Слава богатого и многолюдного Иосифо-Волоколамского монастыря распространилась далеко за пределы Волоцкого княжества. Иосиф Волоцкий пользовался расположением самого великого князя, имел большой вес в среде духовенства, его сочинения, посвященные монастырскому уставу и различным вопросам веры, воспринимались как образцы благочестия. Очень большое значение Иосиф Волоцкий придавал внешнему благообразию и благочинию. В одном из своих сочинений он писал: «Ступание имей кроткое, глас умерен, слово благочинно <…>, будь в ответах сладок, не излишествуй беседою, да будет беседование твое в светлое лице, да даст веселие беседующим тебе».
Вероятно, уже тогда многочисленные почитатели и подражатели Иосифа Волоцкого стали называть себя «иосифлянами» или «осифлянами».

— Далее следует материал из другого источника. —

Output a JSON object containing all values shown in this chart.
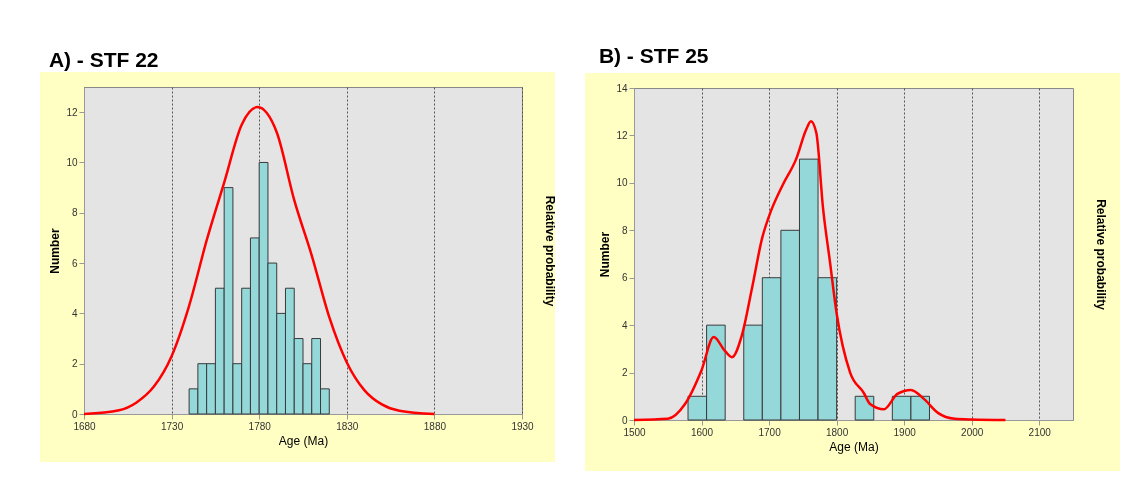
{
  "chart_data": [
    {
      "type": "histogram",
      "title": "A) - STF 22",
      "xlabel": "Age (Ma)",
      "ylabel": "Number",
      "y2label": "Relative probability",
      "bins": [
        1740,
        1745,
        1750,
        1755,
        1760,
        1765,
        1770,
        1775,
        1780,
        1785,
        1790,
        1795,
        1800,
        1805,
        1810,
        1815,
        1820
      ],
      "values": [
        1,
        2,
        2,
        5,
        9,
        2,
        5,
        7,
        10,
        6,
        4,
        5,
        3,
        2,
        3,
        1
      ],
      "color": "#94d8da",
      "series": [
        {
          "type": "line",
          "color": "#ff0000",
          "x": [
            1680,
            1700,
            1710,
            1720,
            1730,
            1740,
            1750,
            1760,
            1770,
            1779,
            1790,
            1800,
            1810,
            1820,
            1830,
            1840,
            1850,
            1860,
            1880
          ],
          "values": [
            0,
            0.15,
            0.46,
            1.1,
            2.3,
            4.3,
            6.9,
            9.2,
            11.5,
            12.2,
            11.2,
            8.5,
            6.3,
            3.85,
            2.05,
            0.95,
            0.38,
            0.13,
            0
          ]
        }
      ],
      "xlim": [
        1680,
        1930
      ],
      "xticks": [
        1680,
        1730,
        1780,
        1830,
        1880,
        1930
      ],
      "ylim": [
        0,
        13
      ],
      "yticks": [
        0,
        2,
        4,
        6,
        8,
        10,
        12
      ],
      "grid": "x"
    },
    {
      "type": "histogram",
      "title": "B) - STF 25",
      "xlabel": "Age (Ma)",
      "ylabel": "Number",
      "y2label": "Relative probability",
      "bins": [
        1580,
        1607.5,
        1635,
        1662.5,
        1690,
        1717.5,
        1745,
        1772.5,
        1800,
        1827.5,
        1855,
        1882.5,
        1910,
        1937.5
      ],
      "values": [
        1,
        4,
        0,
        4,
        6,
        8,
        11,
        6,
        0,
        1,
        0,
        1,
        1
      ],
      "color": "#94d8da",
      "series": [
        {
          "type": "line",
          "color": "#ff0000",
          "x": [
            1500,
            1550,
            1575,
            1600,
            1618,
            1635,
            1645,
            1660,
            1675,
            1690,
            1700,
            1720,
            1740,
            1755,
            1762,
            1770,
            1780,
            1790,
            1800,
            1820,
            1840,
            1850,
            1870,
            1890,
            1910,
            1930,
            1950,
            1975,
            2000,
            2050
          ],
          "values": [
            0,
            0.05,
            0.65,
            2.1,
            3.5,
            2.9,
            2.65,
            3.6,
            5.6,
            7.7,
            8.6,
            9.9,
            11,
            12.25,
            12.6,
            12.1,
            8.9,
            6.7,
            4.5,
            2,
            1.15,
            0.66,
            0.45,
            1.1,
            1.27,
            0.87,
            0.3,
            0.05,
            0.02,
            0
          ]
        }
      ],
      "xlim": [
        1500,
        2150
      ],
      "xticks": [
        1500,
        1600,
        1700,
        1800,
        1900,
        2000,
        2100
      ],
      "ylim": [
        0,
        14
      ],
      "yticks": [
        0,
        2,
        4,
        6,
        8,
        10,
        12,
        14
      ],
      "grid": "x"
    }
  ]
}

В 1503 году в Москве проходил очередной церковный Собор, на котором присутствовал и Иосиф Волоцкий. Собор был посвящен достаточно узкой житейской проблеме: церковных иерархов волновало, что многие священнослужители, овдовев и не имея права по церковным законам жениться вторично, заводят себе наложниц, подавая дурной пример пастве. Собор принял радикальное решение — во избежание соблазна запретить вдовым попам и дьяконам отправлять церковную службу.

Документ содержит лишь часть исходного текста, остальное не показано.